"Well it beats me," she said taking up her dishcloth again, "why you should have anything to trouble you. I can understand wicked folks being plagued, but I can't see the sense of the good ones."

"Troubles are to make good people better, Barby."

"Well," said Barby with a very odd mixture of real feeling and seeming want of it,--"it's a wonder I never got religion, for I will say that all the decent people I ever see were of that kind!--Mis' Rossitur ain't though, is she?"

"No," said Fleda, a pang crossing her at the thought that all her aunt's loveliness must tell directly and heavily in this case to lighten religion's testimony.
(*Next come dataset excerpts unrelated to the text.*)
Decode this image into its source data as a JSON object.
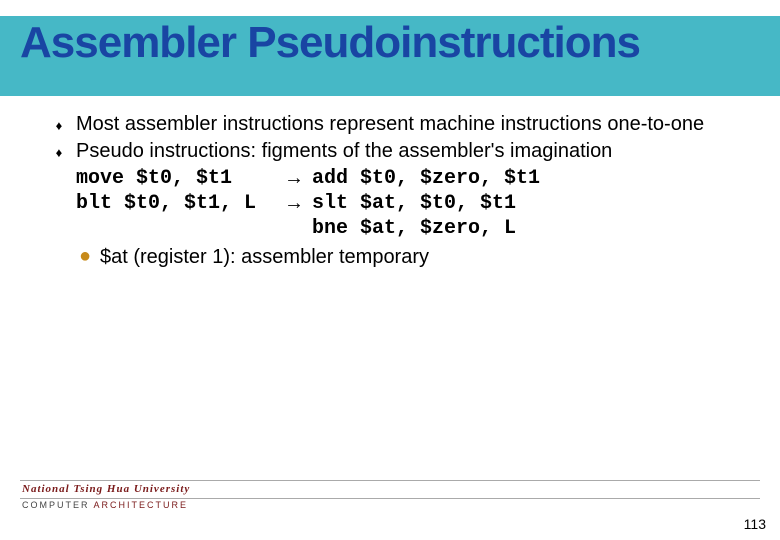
{
  "title": "Assembler Pseudoinstructions",
  "bullets": [
    "Most assembler instructions represent machine instructions one-to-one",
    "Pseudo instructions: figments of the assembler's imagination"
  ],
  "code": {
    "r0_left": "move $t0, $t1",
    "r0_arrow": "→",
    "r0_right": "add $t0, $zero, $t1",
    "r1_left": "blt $t0, $t1, L",
    "r1_arrow": "→",
    "r1_right": "slt $at, $t0, $t1",
    "r2_right": "bne $at, $zero, L"
  },
  "sub_bullet": "$at (register 1): assembler temporary",
  "footer": {
    "university": "National Tsing Hua University",
    "dept_prefix": "COMPUTER ",
    "dept_arch": "ARCHITECTURE"
  },
  "page_number": "113"
}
It was that thought and no other which saddened her brow as she went back into the other room.

"Troubles already!" said Mrs. Rossitur. "You will be sorry you have come back to them, dear."

"No indeed!" said Fleda brightly; "I am very glad I have come home. We will try and manage the troubles, aunt Lucy."
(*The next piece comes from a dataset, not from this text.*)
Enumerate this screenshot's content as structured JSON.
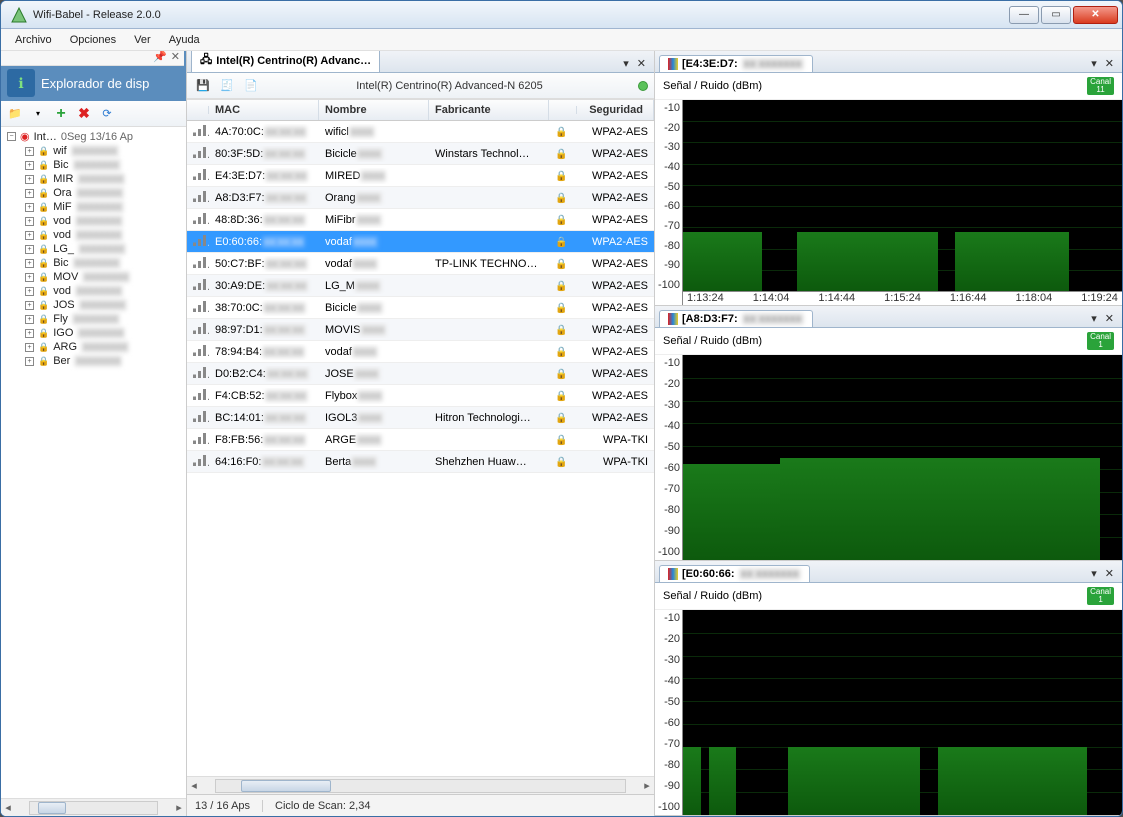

There was no doing anything that day, but the very next afternoon Fleda and Hugh walked down through the snow to Mrs. Douglass's. It was a long walk and a cold one and the snow was heavy; but the pleasure of being together made up for it all. It was a bright walk, too, in spite of everything.

In a most thrifty-looking well-painted farm-house lived Mrs. Douglass.

"Why 'tain't you, is it?" she said when she opened the door,--"Catharine said it was, and I said I guessed it wa'n't, for I reckoned you had made up your mind not to come and see me at all.--How do you do?"

The last sentence in the tone of hearty and earnest hospitality. Fleda made her excuses.